Zeichnung. Ein Holzrahmen zum Schlüpfen von Hechteiern in kalifornischen Kameras (wg Krausa).

Die Larven, die Angst haben, indem sie das Netz zerreißen, schweben in den freien Raum, wo sie leicht gesammelt werden können, und spülen Sie die Trümmer von den Eiern ab, die auf dem Rahmen verbleiben.

Szczerbowski (1965) beschreibt einen erfolgreichen Brutversuch mit dem Weiss-Apparat. Nach dem Streifen stellte er den Rogen wieder in das Glas (2 litry ikry na 7 Liter Wasser), wo die schlüpfenden Larven zwei Tage lang kreisten, getragen von einem Wasserstrahl, deren Durchflussrate innerhalb der Grenzen gehalten wurde 3 l / min., und das abfließende Wasser nahm die leeren Eimembranen weg. Der Vorteil dieser Methode - auch in den USA erfolgreich eingesetzt (Hiner, 1961) - Es gibt eine erhebliche Einsparung beim Arbeitseinsatz. Es folgt aus Hiners Beschreibung, dass die Larven bis zu fünf Tage zirkulieren, bis sie anfangen, dem Strom aktiv zu widerstehen und eine horizontale Position einnehmen.

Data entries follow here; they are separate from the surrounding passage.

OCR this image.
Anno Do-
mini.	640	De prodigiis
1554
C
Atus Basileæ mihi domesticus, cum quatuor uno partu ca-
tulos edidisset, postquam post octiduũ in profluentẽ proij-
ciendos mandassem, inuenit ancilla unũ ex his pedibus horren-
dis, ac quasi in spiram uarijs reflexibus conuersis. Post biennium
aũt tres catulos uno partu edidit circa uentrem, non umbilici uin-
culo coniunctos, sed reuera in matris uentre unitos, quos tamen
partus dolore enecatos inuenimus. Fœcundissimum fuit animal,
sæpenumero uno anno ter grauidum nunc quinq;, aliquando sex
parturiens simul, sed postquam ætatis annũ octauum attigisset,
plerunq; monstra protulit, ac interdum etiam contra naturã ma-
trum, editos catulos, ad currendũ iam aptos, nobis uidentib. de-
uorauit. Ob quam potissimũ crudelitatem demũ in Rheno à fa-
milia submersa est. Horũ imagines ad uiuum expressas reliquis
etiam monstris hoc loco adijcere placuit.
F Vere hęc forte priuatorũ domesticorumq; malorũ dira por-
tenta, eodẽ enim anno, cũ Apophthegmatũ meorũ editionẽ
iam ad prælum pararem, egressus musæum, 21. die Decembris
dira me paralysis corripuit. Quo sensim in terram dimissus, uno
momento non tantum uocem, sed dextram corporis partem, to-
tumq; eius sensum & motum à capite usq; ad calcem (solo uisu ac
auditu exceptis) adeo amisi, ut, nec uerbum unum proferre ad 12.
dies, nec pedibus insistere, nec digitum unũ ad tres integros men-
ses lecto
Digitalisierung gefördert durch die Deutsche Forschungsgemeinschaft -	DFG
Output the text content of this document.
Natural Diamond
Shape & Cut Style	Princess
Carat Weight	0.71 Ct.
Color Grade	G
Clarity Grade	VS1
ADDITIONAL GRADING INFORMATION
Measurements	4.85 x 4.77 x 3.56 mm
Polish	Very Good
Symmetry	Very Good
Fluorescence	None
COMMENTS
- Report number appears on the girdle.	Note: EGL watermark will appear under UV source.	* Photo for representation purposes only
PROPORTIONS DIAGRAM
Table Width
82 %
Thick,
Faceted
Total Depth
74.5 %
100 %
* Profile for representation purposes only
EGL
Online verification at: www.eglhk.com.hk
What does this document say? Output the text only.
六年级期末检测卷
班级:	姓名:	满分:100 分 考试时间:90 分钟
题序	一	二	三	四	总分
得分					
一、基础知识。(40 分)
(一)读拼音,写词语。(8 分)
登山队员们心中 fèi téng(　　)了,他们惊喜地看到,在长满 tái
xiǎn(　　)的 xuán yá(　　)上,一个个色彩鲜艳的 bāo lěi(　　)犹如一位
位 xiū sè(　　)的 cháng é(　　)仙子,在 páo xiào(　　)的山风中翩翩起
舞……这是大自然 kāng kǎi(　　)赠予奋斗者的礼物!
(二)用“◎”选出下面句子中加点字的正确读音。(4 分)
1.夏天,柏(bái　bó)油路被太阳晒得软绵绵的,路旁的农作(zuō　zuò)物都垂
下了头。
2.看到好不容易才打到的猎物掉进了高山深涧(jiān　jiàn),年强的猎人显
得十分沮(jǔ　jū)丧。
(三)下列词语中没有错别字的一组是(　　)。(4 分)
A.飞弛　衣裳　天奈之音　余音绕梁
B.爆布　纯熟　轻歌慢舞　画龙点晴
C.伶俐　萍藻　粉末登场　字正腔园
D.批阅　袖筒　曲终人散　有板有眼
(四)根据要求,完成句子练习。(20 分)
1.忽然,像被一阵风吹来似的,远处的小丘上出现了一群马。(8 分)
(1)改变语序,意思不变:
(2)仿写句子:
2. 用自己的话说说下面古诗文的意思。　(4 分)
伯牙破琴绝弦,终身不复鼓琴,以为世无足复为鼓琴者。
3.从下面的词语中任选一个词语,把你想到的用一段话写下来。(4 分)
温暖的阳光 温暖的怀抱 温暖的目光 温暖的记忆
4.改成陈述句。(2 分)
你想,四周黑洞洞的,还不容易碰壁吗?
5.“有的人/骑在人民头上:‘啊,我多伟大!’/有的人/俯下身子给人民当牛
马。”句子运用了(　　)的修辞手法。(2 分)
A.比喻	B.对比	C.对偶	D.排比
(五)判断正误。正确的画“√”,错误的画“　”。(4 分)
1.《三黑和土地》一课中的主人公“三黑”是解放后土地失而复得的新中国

In der ersten Phase der Larvenentwicklung sollten junge Hechte mit guten Sauerstoffbedingungen versorgt werden. Um die Fläche zu vergrößern, an dem sie festhalten konnten, Zweige von Nadelbäumen werden in Baumschulen gelegt oder Leinenschürzen aufgehängt. Ungefähr fünf Tage nach dem Schlüpfen beginnen die Larven frei zu schwimmen und obwohl der Dottersack noch nicht resorbiert wurde, sind bereit, Essen von außen zu erhalten. Wenn nicht zuvor in natürliche Stauseen eingeführt, Eine weitere Aufzucht erfordert eine intensive Fütterung. Die verwendeten Methoden können in drei Gruppen unterteilt werden: 1 - Die Larven bleiben in den Becken, zu dem Plankton geliefert wird; 2 - Sie werden selbst in die Plankton-Fanggeräte eingesetzt; 3 - Sie werden in zuvor überflutete und gedüngte Teiche verbracht, um ihre Fruchtbarkeit zu erhöhen.